This is a bit of experiment that I wanted to carry out for a long time and now finally got a chance to do. It's basically about enabling LTO on all major bits in stand and see if it helps to bring the bloat down. And it turned out surprisingly easy to pull off and very fruitful. Below is the summary table of the results.
{F81675464, size=full}
The change consists of four major parts:
1. Enabling LTO on all bits and pieces.
2. Using symbol versioning tables to demote all but one symbol to locals.
3. Fixing (more like a workarounding) a fallout of symbol being present multiple times in ZFS and EFI code. Has a lot to do with the hackish way ZFS and EFI are composed by including ".c" file into another ".c".

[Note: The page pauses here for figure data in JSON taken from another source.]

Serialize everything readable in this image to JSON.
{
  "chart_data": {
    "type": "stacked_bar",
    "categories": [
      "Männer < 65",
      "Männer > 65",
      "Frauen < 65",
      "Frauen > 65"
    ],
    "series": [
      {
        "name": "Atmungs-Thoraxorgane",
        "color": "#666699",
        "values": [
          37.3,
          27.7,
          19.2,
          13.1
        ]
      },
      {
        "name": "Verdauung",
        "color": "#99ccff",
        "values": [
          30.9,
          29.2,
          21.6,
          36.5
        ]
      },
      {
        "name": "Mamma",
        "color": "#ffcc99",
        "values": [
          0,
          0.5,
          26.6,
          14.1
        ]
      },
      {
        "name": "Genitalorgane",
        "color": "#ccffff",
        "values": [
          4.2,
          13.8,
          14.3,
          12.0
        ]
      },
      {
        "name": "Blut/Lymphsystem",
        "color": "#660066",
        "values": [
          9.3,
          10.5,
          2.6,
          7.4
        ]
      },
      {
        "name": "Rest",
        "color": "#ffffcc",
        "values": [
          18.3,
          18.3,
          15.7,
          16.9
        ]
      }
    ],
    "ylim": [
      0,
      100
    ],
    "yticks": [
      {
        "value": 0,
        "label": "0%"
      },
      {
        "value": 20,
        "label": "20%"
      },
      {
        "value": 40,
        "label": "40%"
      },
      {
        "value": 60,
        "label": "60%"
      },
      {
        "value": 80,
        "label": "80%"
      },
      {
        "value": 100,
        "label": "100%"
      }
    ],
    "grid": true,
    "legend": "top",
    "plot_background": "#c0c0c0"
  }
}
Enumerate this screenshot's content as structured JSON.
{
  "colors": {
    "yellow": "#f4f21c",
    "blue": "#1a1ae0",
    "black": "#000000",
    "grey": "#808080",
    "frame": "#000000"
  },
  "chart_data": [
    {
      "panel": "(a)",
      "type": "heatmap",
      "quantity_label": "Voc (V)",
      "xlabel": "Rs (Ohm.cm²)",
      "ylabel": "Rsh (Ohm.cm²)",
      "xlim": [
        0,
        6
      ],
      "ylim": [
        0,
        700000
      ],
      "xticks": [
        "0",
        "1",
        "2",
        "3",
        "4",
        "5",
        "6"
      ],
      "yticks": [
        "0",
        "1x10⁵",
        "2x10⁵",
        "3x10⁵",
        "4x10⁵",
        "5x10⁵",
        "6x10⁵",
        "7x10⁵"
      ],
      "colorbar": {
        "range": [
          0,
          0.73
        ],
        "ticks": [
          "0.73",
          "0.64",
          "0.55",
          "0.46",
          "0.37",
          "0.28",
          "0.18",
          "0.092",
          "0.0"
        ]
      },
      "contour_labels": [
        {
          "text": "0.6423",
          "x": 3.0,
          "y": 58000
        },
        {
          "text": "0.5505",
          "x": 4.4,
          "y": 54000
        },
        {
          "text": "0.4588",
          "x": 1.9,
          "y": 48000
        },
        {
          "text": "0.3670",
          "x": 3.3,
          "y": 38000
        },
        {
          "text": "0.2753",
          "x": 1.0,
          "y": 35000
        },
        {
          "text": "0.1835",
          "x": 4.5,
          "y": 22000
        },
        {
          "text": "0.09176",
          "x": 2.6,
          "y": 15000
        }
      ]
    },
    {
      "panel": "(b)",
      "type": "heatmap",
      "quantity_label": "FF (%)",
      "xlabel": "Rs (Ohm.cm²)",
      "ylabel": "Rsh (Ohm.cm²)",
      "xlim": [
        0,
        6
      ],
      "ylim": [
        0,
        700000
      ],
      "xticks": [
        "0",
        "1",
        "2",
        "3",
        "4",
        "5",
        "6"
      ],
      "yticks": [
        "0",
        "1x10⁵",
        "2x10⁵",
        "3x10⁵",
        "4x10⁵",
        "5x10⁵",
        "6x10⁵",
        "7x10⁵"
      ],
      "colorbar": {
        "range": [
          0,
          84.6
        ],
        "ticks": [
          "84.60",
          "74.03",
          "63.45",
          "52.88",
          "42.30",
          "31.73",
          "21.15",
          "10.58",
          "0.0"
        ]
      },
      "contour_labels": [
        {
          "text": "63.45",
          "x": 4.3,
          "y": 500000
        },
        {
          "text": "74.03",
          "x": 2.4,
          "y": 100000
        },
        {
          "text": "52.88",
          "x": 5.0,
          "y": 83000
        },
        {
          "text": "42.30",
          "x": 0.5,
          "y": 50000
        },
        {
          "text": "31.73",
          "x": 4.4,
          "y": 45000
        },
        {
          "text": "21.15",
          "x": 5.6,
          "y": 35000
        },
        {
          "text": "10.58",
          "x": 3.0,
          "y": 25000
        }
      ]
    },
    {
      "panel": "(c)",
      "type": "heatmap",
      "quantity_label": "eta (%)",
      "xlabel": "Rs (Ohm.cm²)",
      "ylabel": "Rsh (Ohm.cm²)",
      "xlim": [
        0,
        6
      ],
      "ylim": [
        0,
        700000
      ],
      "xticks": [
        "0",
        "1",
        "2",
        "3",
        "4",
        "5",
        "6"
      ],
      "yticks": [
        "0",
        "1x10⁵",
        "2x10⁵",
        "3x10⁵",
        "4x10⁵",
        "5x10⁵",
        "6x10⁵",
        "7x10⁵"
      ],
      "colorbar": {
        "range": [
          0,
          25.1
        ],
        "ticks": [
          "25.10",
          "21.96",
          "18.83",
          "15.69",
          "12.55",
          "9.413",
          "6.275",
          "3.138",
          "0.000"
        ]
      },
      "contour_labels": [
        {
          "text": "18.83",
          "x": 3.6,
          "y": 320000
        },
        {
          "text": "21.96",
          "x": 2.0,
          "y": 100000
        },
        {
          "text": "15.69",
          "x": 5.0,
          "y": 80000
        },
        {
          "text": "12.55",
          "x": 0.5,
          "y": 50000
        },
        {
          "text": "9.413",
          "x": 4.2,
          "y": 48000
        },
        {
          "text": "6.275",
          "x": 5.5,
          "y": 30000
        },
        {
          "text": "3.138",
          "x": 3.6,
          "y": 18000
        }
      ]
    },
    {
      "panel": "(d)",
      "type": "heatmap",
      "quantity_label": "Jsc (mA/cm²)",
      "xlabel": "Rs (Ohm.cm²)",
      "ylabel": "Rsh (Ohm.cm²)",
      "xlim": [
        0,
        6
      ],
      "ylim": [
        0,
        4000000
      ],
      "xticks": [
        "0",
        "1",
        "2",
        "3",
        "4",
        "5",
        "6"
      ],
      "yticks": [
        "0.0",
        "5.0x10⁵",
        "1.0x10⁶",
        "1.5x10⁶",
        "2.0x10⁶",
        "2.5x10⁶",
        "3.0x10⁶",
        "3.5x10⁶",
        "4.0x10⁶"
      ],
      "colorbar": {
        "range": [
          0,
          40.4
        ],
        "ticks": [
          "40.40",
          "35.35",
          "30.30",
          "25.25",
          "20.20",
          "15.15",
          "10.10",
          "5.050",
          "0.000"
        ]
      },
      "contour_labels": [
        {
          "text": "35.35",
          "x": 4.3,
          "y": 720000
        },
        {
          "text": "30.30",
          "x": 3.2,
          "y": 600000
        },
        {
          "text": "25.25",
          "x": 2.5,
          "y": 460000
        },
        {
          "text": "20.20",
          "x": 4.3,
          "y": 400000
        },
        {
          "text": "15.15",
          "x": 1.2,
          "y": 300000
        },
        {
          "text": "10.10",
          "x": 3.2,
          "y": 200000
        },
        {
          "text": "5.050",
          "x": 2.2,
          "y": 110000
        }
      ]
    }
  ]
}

There was also a smallish fix to pre-existing issue which is that EFI code needs to use -fshort-wchar (by the EFI book), and has the appropriate flag set. At the same time it links to the libsa, which has default wchar size of 32 bits on aarch64 and amd64. That makes lld unhappy. Such issue was easily missed before since such information won't survive the lowering to native code. I don't think anything else uses wchars in the code, so I opted to just enable it for everything.
The patch is against releng/13.2 (this is what I had on my machine), mainly for discussion at this point. If the input is positive, I'll bring it up to the latest master.
As it can be seen, the gain is quite substantial esp for the EFI parts. Not so much because of LTO but simply because there seems to be quite a lot of garbage being linked in right now. The only loss is 40 bytes off boot2, but we are still within a safe margin.